Negative trends can be accelerated if Moldova is turned into a testing field for geopolitical confrontation, as it has already happened in Ukraine. We should remember that in addition to 27 August, 23 August is also an important milestone in the Moldovan history. On that day, the notorious Molotov-Ribbentrop pact was signed. This fact is a vivid reminder that Moldova has been and continues to be on a geopolitical rift, and its fate can always become part of the influential external players’ deal.
But it’s our people who suffer the most, who have to overcome a lot of trials. Although the people are the bearer and source of power, the demographic situation has only worsened in the 32 years of independence. As before, the average citizen is uncertain both about the country and, what is worse, about him-/herself. Over the past decades, the government has failed to offer a common model of identity and meanings, as well as the ideological content of the Moldovan state project to people. The pendulum of national mindset still swings between Moldovenism, Statalism, Romanian Unionists, Romanian-speaking pro-Europeans and other compradors who have no spiritual and national connection with Moldova.

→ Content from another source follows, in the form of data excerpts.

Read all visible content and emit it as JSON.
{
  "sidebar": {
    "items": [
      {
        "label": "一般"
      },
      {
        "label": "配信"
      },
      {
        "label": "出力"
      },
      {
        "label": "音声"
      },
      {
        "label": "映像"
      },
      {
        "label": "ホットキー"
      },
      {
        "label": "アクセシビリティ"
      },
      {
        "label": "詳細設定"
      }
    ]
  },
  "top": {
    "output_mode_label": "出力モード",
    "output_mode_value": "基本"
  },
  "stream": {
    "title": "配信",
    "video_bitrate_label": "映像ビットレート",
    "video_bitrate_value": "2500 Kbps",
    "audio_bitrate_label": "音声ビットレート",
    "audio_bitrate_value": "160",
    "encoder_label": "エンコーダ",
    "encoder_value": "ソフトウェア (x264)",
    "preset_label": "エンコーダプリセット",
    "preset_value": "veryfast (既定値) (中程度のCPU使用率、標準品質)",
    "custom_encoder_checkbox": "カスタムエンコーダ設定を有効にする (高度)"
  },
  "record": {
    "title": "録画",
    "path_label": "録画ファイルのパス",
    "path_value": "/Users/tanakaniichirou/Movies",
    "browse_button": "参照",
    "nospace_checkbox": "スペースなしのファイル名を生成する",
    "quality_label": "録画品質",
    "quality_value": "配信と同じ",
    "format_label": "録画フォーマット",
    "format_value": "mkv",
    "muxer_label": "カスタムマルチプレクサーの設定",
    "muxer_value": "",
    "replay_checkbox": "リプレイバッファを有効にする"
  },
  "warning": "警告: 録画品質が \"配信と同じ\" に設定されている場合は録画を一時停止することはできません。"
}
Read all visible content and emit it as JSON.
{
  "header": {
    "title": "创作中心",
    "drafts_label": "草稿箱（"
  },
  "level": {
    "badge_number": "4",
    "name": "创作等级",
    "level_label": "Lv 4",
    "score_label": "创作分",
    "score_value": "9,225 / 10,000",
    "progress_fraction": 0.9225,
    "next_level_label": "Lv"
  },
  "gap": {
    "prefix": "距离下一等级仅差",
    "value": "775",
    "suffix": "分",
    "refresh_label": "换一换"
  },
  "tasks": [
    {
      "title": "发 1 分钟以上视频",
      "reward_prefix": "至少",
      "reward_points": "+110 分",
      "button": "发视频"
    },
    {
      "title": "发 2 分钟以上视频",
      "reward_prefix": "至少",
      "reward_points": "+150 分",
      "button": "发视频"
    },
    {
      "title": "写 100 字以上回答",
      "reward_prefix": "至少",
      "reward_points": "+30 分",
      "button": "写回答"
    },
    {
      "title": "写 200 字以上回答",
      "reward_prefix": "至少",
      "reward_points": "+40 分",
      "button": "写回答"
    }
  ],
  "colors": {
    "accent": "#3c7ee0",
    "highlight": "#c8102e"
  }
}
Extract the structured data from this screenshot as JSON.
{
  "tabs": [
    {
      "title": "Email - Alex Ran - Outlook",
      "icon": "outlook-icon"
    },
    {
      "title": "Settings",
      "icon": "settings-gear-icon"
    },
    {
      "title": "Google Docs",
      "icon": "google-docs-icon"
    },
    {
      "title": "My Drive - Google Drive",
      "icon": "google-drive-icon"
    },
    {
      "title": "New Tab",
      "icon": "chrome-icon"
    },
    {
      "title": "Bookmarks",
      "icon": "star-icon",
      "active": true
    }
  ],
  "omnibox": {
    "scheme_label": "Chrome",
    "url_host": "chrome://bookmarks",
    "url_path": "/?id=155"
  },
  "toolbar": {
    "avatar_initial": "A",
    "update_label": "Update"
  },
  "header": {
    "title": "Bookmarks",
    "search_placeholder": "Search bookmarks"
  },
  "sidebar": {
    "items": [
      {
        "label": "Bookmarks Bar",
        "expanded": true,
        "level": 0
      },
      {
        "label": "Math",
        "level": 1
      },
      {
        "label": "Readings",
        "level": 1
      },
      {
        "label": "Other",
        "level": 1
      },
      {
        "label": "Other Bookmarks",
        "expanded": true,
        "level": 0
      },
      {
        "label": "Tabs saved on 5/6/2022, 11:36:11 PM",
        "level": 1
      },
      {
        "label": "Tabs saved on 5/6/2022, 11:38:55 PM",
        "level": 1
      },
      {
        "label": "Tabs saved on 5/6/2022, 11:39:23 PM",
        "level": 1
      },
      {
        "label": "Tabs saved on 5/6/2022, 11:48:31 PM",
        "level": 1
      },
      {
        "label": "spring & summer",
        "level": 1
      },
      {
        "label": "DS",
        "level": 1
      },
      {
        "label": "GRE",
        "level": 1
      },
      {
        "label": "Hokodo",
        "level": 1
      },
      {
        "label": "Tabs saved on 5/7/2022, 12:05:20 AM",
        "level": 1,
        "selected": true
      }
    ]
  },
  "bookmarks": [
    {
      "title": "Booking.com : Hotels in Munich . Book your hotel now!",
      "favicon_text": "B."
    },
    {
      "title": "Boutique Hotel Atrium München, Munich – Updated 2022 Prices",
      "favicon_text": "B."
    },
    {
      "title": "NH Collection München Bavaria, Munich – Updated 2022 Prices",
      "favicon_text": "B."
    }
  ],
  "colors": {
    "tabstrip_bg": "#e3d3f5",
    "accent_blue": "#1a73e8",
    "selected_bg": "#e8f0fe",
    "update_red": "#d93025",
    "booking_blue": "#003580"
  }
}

Previously, the Plahotniuc-Dodon era was considered to be a dark time in the history of the republic, but as it turned out, things could be much worse. Over the last few years, the highest population outflow was recorded, with the most active part of labour-active and business-minded citizens leaving, who no longer expect to realize themselves in Moldova. The country is becoming more and more demographically devastated and, consequently, deprived of any prospects.
Not surprisingly, many experts regret to say that Moldova has problems with its own statehood. This independence was not the result of any serious confrontation or win in a major bloody conflict. Rather, it was a coincidence of circumstances in which many Soviet republics found themselves after the rapid collapse of the Soviet Union.
The chance to attain your own state, sovereignty and independence does not come that often, but it is much more important to use this “lucky ticket” correctly. If we assess the current state of Moldova, its socio-economic, resource, demographic potential, the degree of real independence and opportunities to make sovereign decisions, then, alas, it does not even reach the level of Soviet Moldavia. Despite the status of the EU candidate country, there are unfortunately no real premises for something to change for the better. Therefore, citizens and elites can only rely upon the geopolitical fate of the world and our region.